The Boss rocked out with the band on out "Tumbling Dice"; Gaga matched Mick Jagger shimmy-for-shimmy on "Gimme Shelter"; the Black Keys joined on "Who Do You Love," and John Mayer and Gary Clark Jr. showed their considerable guitar chops alongside Keith Richards and Ronnie Wood on "Goin' Down."
But the Stones would not be upstaged. While the sold-out crowd roared with each special guest, it was the aging but dynamic foursome that generated the most excitement of the night, as they put new energy into their decades-old catalog of hits, including "It's Only Rock 'N Roll (But I Like It)," ''Start Me Up," ''Brown Sugar," ''Sympathy for the Devil" and more.
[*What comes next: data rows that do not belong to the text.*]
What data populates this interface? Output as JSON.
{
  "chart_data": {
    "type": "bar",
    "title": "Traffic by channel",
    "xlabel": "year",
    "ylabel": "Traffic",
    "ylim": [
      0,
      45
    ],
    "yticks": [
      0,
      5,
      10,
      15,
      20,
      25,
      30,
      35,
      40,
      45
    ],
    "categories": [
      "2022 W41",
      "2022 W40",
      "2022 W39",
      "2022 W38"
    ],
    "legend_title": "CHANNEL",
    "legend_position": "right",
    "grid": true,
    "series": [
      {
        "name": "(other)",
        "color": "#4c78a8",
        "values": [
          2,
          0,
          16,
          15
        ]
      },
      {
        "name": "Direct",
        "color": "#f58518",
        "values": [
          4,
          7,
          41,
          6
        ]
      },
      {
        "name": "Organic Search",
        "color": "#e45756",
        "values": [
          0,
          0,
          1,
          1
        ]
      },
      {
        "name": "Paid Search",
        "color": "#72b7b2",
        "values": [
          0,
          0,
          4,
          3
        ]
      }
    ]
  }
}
The band took a moment to acknowledge the shooting deaths of 20 children and six adults at an elementary school Friday in Newtown, Conn. "We just wanted to send our love and condolences to all the people who lost loved ones in the tragedy in Connecticut," Jagger early on in the concert as the audience applauded. Jagger noted the entire world was feeling the pain of the stunned nation.
But it was the only somber moment in an a frenetic show that showed why the Stones are considered by many to be the greatest rock band, and belied the much-discussed advanced age of the group's lineup (their ages range between 65 and 71).
Jagger himself poked fun at the senior citizen status of the band and their fans; speaking of the pay-per-view crowd at home, he joked: "Some of you have got your grandchildren watching you."
But few acts in their so-called prime would have been able to match the energy the Stones radiated onstage. The group had the crowd on its feet for the entire show as Jagger gyrated across the stage, his voice in top form. Both Wood and Richards dazzled on guitar (Richards got a raucous, sustained ovation as he took over vocals on two songs). And Charlie Watts kept the beat strong on the drums.
Before performing in London together late last month for the first of the concerts, the Stones hadn't performed in concert together since 2007. Going into these shows, there was some speculation that Saturday's concert, held at the Prudential Center, might be their last.
Earlier in the evening, Jagger teased that the concert might signal the end: "This could be the last time; I don't know," he said. But by the end of the evening, it seemed clear that the question was not when the Stones would return, but when.
"This is the last show of our anniversary tour, and we hope to see you all again soon," Jagger said.
Perhaps the night's most special guest was Mick Taylor, the former Stones guitarist who was part of some of their biggest moments from 1969 to 1975, when he left the group. He rejoined his band mates (and the man who replaced him, Wood) onstage for a powerful performance of "Midnight Rambler".
At the concert's end, while other special guests gave their final bows and left the stage, Jagger motioned for Taylor to stay, and the five took their final bow together.